The Role of Contrastive Linguistics in Italian Translation

Contrastive linguistics is a sub-division of linguistics, or the study of languages, that developed in the 1950s. Contrastive linguistics engages in a systematic comparison of the structural bases of two or more languages with the aim of developing a compendium of their similarities and differences. Contrastive linguistics improves our understanding of a language by revealing its specific features. It explains difficulties that users may face when handling a foreign language by pointing out its differences with the user’s native language. It can even anticipate the difficulties that might arise when handling two language systems. The structural bases on which contrastive linguistics focuses are phonology, grammar, and semantics. Case marking, agreement, word order, the position of the verb and valence alternation are some of the other areas that it examines.
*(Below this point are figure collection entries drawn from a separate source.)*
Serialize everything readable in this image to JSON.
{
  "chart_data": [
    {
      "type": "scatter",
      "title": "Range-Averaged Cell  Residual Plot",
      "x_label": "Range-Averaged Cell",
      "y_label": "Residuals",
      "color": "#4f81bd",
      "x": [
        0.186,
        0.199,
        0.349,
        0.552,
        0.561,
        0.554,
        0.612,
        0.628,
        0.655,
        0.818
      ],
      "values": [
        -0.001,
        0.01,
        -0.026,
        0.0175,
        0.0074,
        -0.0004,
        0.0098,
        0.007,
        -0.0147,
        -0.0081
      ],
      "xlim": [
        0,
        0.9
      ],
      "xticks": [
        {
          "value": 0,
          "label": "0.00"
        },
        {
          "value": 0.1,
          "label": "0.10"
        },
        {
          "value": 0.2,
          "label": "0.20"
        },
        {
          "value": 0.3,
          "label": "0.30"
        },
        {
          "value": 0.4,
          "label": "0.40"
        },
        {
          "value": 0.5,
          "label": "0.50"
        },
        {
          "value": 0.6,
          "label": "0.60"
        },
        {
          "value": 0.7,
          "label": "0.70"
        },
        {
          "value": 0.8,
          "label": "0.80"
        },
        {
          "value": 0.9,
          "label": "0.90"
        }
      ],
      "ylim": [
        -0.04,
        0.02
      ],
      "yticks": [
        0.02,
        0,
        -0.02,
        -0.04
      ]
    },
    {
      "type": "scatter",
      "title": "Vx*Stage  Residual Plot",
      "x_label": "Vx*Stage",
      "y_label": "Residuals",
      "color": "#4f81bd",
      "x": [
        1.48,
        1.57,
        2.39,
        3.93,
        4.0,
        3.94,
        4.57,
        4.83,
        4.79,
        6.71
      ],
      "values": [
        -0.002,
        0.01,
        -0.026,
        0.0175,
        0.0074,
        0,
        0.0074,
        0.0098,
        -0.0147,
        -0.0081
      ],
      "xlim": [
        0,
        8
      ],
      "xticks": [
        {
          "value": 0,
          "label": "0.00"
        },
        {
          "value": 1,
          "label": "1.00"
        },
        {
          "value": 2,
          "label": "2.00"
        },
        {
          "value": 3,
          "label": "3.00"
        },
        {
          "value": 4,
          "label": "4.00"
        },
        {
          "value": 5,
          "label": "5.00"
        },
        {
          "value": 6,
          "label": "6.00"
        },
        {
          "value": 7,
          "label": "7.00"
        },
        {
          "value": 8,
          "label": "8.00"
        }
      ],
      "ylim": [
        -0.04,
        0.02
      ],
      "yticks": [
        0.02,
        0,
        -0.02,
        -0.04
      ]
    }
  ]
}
Initially, the purpose of contrastive linguistics was to make foreign language teaching more effective. Now its findings have been transposed to Italian translation. It makes its effectiveness in translation by highlighting the similarities between two languages that can facilitate translation from Italian into another language, and the differences that may cause problems. Contrastive linguistics also suggests ways of solving those problems. It is a useful field of study for translation because it enhances cross-cultural competence.

The role of contrastive linguistics in Italian translation will befocusing attention only on the structural differences between Italian and English, which have been perceived as the commonest stumbling blocks in an Italian translation. Structural similarities can safely be ignored for the purpose of this discussion. The discussion will also seek to educate the translator in the very many options that are available to him in dealing with these structural variations in an Italian translation. Although variations and discrepancies exist at several levels between the two languages, only four aspects have been chosen. They are the aspects of nominalization, determiners, adverbial expressions, and how the two languages express condition and time.

Nominalization refers to the process by which a verb or an adjective has been converted into a noun, for example, replacing ‘move’ with ‘movement’, ‘discover’ with discovery’ and so on. Determiners are words that come before nouns and modify them, that is, they tell us something else about them. Determiners can be the articles ‘a’, ‘an’, and ‘the’; possessive nouns indicated with an apostrophe, as in ‘my mother’s’; possessive pronouns such as ‘his’, ‘their’, ‘our’, etc.; numbers such as ‘one’, ‘two’, etc.; indefinite pronouns like ‘few’, ‘more’, ‘each’; and demonstrative pronouns like ‘this’ and ‘that’.

Adverbial clauses modify a verb by answering questions like ‘how’, ‘when’, ‘why’, and ‘how much’. Adverbial clauses always begin with a subordinating conjunction. Some of the most common subordinating conjunctions in English are ‘after’, ‘before’, ‘unless’, ‘until’, etc. In order to deal with these stumbling blocks in Italian translation, an Italian translator often must resort to tools like grammatical transposition and compensation. Any method that he or she adopts must guarantee minimum translation loss of idiomaticity and register.